Her impact on the Crimson was immediately felt, as Botterill helped transform Harvard from a constant contender to a bona fide powerhouse. In her first year, Botterill scored the overtime goal in the American Women’s College Hockey Alliance’s National Championship against the University of Minnesota. “A thrill,” she recalled. This on top of being named the Ivy League Rookie of the Year, First Team All-Eastern Collegiate Athletic Conference (ECAC), All-Ivy League, and All-American. She also led the nation in game-winning goals, with eight.
In her sophomore year, Botterill was named the 2000 ECAC/Franklin Player of the Year, Ivy League Co-Player of the Year, and New England Hockey Writers’ Player of the Year.

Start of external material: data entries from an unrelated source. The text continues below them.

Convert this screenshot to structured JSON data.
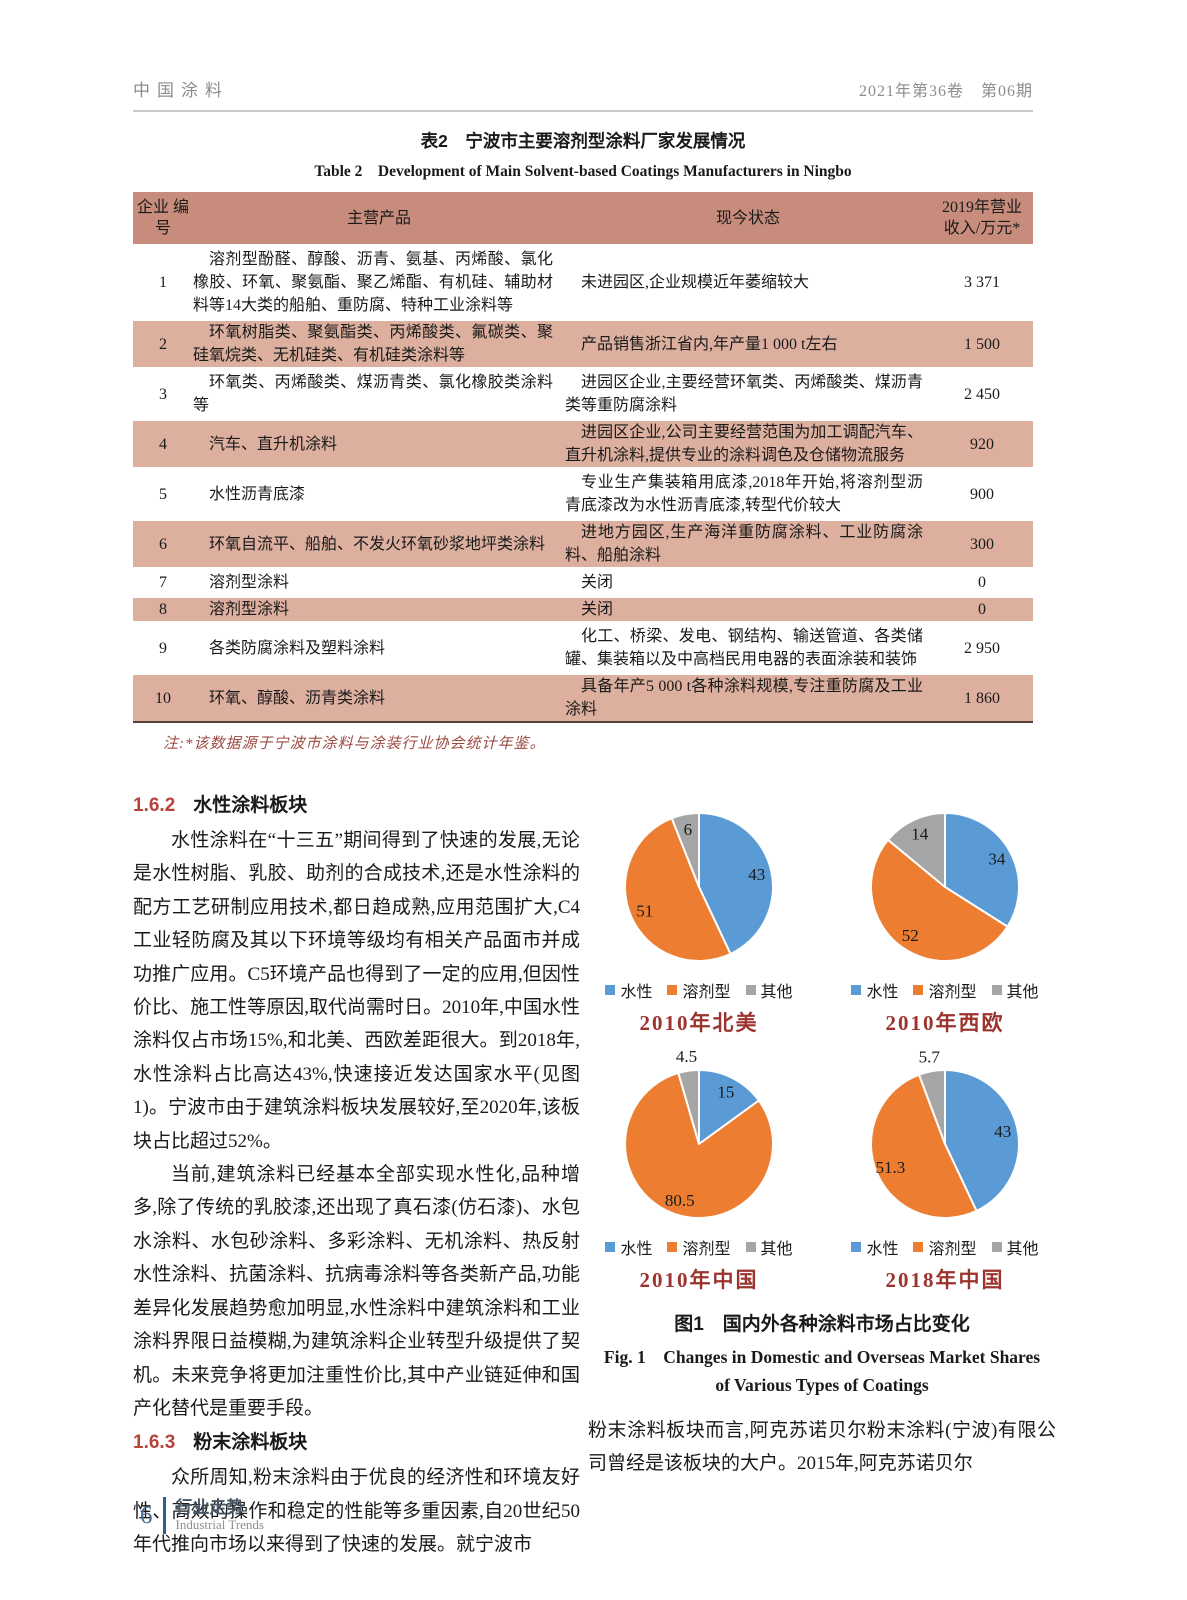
{
  "page": {
    "header": {
      "journal": "中国涂料",
      "issue": "2021年第36卷　第06期"
    },
    "footer": {
      "page_number": "6",
      "section_zh": "行业走势",
      "section_en": "Industrial Trends"
    }
  },
  "colors": {
    "accent_red": "#b5443c",
    "note_red": "#9c4a41",
    "figure_title_red": "#9c332e",
    "table_header_bg": "#c78c7c",
    "table_row_bg": "#dcaf9f",
    "footer_blue": "#2e5f8a",
    "pie_blue": "#5b9bd5",
    "pie_orange": "#ed7d31",
    "pie_gray": "#a5a5a5"
  },
  "table": {
    "title_zh": "表2　宁波市主要溶剂型涂料厂家发展情况",
    "title_en": "Table 2　Development of Main Solvent-based Coatings Manufacturers in Ningbo",
    "columns": [
      "企业 编号",
      "主营产品",
      "现今状态",
      "2019年营业 收入/万元*"
    ],
    "rows": [
      {
        "id": "1",
        "products": "溶剂型酚醛、醇酸、沥青、氨基、丙烯酸、氯化橡胶、环氧、聚氨酯、聚乙烯酯、有机硅、辅助材料等14大类的船舶、重防腐、特种工业涂料等",
        "status": "未进园区,企业规模近年萎缩较大",
        "revenue": "3 371"
      },
      {
        "id": "2",
        "products": "环氧树脂类、聚氨酯类、丙烯酸类、氟碳类、聚硅氧烷类、无机硅类、有机硅类涂料等",
        "status": "产品销售浙江省内,年产量1 000 t左右",
        "revenue": "1 500"
      },
      {
        "id": "3",
        "products": "环氧类、丙烯酸类、煤沥青类、氯化橡胶类涂料等",
        "status": "进园区企业,主要经营环氧类、丙烯酸类、煤沥青类等重防腐涂料",
        "revenue": "2 450"
      },
      {
        "id": "4",
        "products": "汽车、直升机涂料",
        "status": "进园区企业,公司主要经营范围为加工调配汽车、直升机涂料,提供专业的涂料调色及仓储物流服务",
        "revenue": "920"
      },
      {
        "id": "5",
        "products": "水性沥青底漆",
        "status": "专业生产集装箱用底漆,2018年开始,将溶剂型沥青底漆改为水性沥青底漆,转型代价较大",
        "revenue": "900"
      },
      {
        "id": "6",
        "products": "环氧自流平、船舶、不发火环氧砂浆地坪类涂料",
        "status": "进地方园区,生产海洋重防腐涂料、工业防腐涂料、船舶涂料",
        "revenue": "300"
      },
      {
        "id": "7",
        "products": "溶剂型涂料",
        "status": "关闭",
        "revenue": "0"
      },
      {
        "id": "8",
        "products": "溶剂型涂料",
        "status": "关闭",
        "revenue": "0"
      },
      {
        "id": "9",
        "products": "各类防腐涂料及塑料涂料",
        "status": "化工、桥梁、发电、钢结构、输送管道、各类储罐、集装箱以及中高档民用电器的表面涂装和装饰",
        "revenue": "2 950"
      },
      {
        "id": "10",
        "products": "环氧、醇酸、沥青类涂料",
        "status": "具备年产5 000 t各种涂料规模,专注重防腐及工业涂料",
        "revenue": "1 860"
      }
    ],
    "note": "注:*该数据源于宁波市涂料与涂装行业协会统计年鉴。"
  },
  "sections": [
    {
      "number": "1.6.2",
      "title": "水性涂料板块",
      "paragraphs": [
        "水性涂料在“十三五”期间得到了快速的发展,无论是水性树脂、乳胶、助剂的合成技术,还是水性涂料的配方工艺研制应用技术,都日趋成熟,应用范围扩大,C4工业轻防腐及其以下环境等级均有相关产品面市并成功推广应用。C5环境产品也得到了一定的应用,但因性价比、施工性等原因,取代尚需时日。2010年,中国水性涂料仅占市场15%,和北美、西欧差距很大。到2018年,水性涂料占比高达43%,快速接近发达国家水平(见图1)。宁波市由于建筑涂料板块发展较好,至2020年,该板块占比超过52%。",
        "当前,建筑涂料已经基本全部实现水性化,品种增多,除了传统的乳胶漆,还出现了真石漆(仿石漆)、水包水涂料、水包砂涂料、多彩涂料、无机涂料、热反射水性涂料、抗菌涂料、抗病毒涂料等各类新产品,功能差异化发展趋势愈加明显,水性涂料中建筑涂料和工业涂料界限日益模糊,为建筑涂料企业转型升级提供了契机。未来竞争将更加注重性价比,其中产业链延伸和国产化替代是重要手段。"
      ]
    },
    {
      "number": "1.6.3",
      "title": "粉末涂料板块",
      "paragraphs": [
        "众所周知,粉末涂料由于优良的经济性和环境友好性、高效的操作和稳定的性能等多重因素,自20世纪50年代推向市场以来得到了快速的发展。就宁波市"
      ]
    }
  ],
  "figure": {
    "caption_zh": "图1　国内外各种涂料市场占比变化",
    "caption_en_line1": "Fig. 1　Changes in Domestic and Overseas Market Shares",
    "caption_en_line2": "of Various Types of Coatings"
  },
  "continuation_paragraph": "粉末涂料板块而言,阿克苏诺贝尔粉末涂料(宁波)有限公司曾经是该板块的大户。2015年,阿克苏诺贝尔",
  "chart_data": [
    {
      "type": "pie",
      "title": "2010年北美",
      "categories": [
        "水性",
        "溶剂型",
        "其他"
      ],
      "values": [
        43,
        51,
        6
      ],
      "colors": [
        "#5b9bd5",
        "#ed7d31",
        "#a5a5a5"
      ],
      "value_label_placement": [
        "inside",
        "inside",
        "inside"
      ],
      "legend_position": "bottom",
      "start_angle_deg": 0,
      "direction": "clockwise"
    },
    {
      "type": "pie",
      "title": "2010年西欧",
      "categories": [
        "水性",
        "溶剂型",
        "其他"
      ],
      "values": [
        34,
        52,
        14
      ],
      "colors": [
        "#5b9bd5",
        "#ed7d31",
        "#a5a5a5"
      ],
      "value_label_placement": [
        "inside",
        "inside",
        "inside"
      ],
      "legend_position": "bottom",
      "start_angle_deg": 0,
      "direction": "clockwise"
    },
    {
      "type": "pie",
      "title": "2010年中国",
      "categories": [
        "水性",
        "溶剂型",
        "其他"
      ],
      "values": [
        15,
        80.5,
        4.5
      ],
      "colors": [
        "#5b9bd5",
        "#ed7d31",
        "#a5a5a5"
      ],
      "value_label_placement": [
        "inside",
        "inside",
        "outside"
      ],
      "legend_position": "bottom",
      "start_angle_deg": 0,
      "direction": "clockwise"
    },
    {
      "type": "pie",
      "title": "2018年中国",
      "categories": [
        "水性",
        "溶剂型",
        "其他"
      ],
      "values": [
        43,
        51.3,
        5.7
      ],
      "colors": [
        "#5b9bd5",
        "#ed7d31",
        "#a5a5a5"
      ],
      "value_label_placement": [
        "inside",
        "inside",
        "outside"
      ],
      "legend_position": "bottom",
      "start_angle_deg": 0,
      "direction": "clockwise"
    }
  ]
}
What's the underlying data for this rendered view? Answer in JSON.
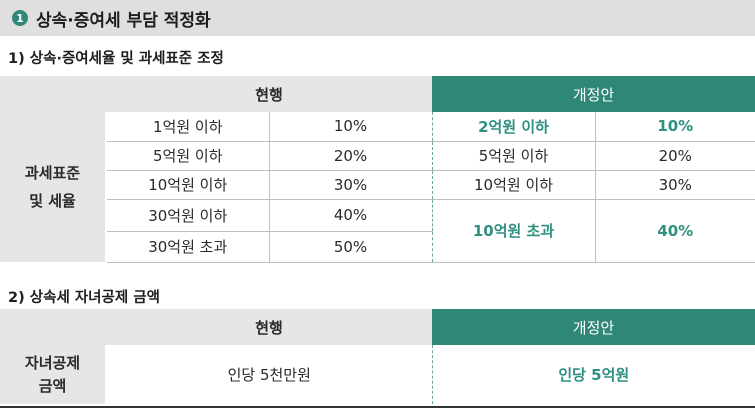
{
  "section": {
    "badge": "1",
    "title": "상속·증여세 부담 적정화"
  },
  "table1": {
    "heading": "1) 상속·증여세율 및 과세표준 조정",
    "current_label": "현행",
    "revised_label": "개정안",
    "row_label_line1": "과세표준",
    "row_label_line2": "및 세율",
    "current_rows": [
      {
        "bracket": "1억원 이하",
        "rate": "10%"
      },
      {
        "bracket": "5억원 이하",
        "rate": "20%"
      },
      {
        "bracket": "10억원 이하",
        "rate": "30%"
      },
      {
        "bracket": "30억원 이하",
        "rate": "40%"
      },
      {
        "bracket": "30억원 초과",
        "rate": "50%"
      }
    ],
    "revised_rows": [
      {
        "bracket": "2억원 이하",
        "rate": "10%"
      },
      {
        "bracket": "5억원 이하",
        "rate": "20%"
      },
      {
        "bracket": "10억원 이하",
        "rate": "30%"
      },
      {
        "bracket": "10억원 초과",
        "rate": "40%"
      }
    ]
  },
  "table2": {
    "heading": "2) 상속세 자녀공제 금액",
    "current_label": "현행",
    "revised_label": "개정안",
    "row_label_line1": "자녀공제",
    "row_label_line2": "금액",
    "current_value": "인당 5천만원",
    "revised_value": "인당 5억원"
  },
  "colors": {
    "accent": "#2f8778",
    "highlight_text": "#2f8f80",
    "header_gray": "#e6e6e6"
  }
}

And once again, the psychology major led her team, this time with six game-winning goals, including the overtime goal against Northeastern in the Beanpot Championship.
Pacing the nation her junior year with 78 points (42 goals and 36 assists) in 30 games, Botterill captured the coveted Patty Kazmaier Memorial Award, given annually to the women’s best collegiate player. She was also named ECAC and Ivy League Player of the Year for the second straight season. And just for prosperity’s sake, Botterill – who has embraced the style of winning games in dramatic fashion – once again netted the game-winner against the Huskies in the title game of the 2001 Beanpot Tournament.
Dominating on the collegiate scale, Botterill took off the 2002 season to return to international play, and another shot at Olympic gold. Together on the ice in Salt Lake City with Shewchuk, who made the 2002 team for her first Olympics, Botterill captured gold with a 3-2 upset of the favored Americans.
Mission accomplished, Botterill returned to Harvard for one final go. In the 2003 campaign, she recorded a point in 80 consecutive games (a collegiate record), as the women’s team – whose roster included fellow Olympians Angela Ruggiero ’04 and Julie Chu ’06 of Team USA – tormented opponents all the way to the national championship. Losing 4-3 in double OT against Minnesota-Duluth in what many regard as one of the greatest collegiate hockey games ever played, Botterill, though obviously disappointed, reflected on the not-quite storybook ending: “We believed until that very last shot that it was going to work out. And that’s what sports are about.”
Watch for Botterill in the 2006 Olympics in Torino, Italy.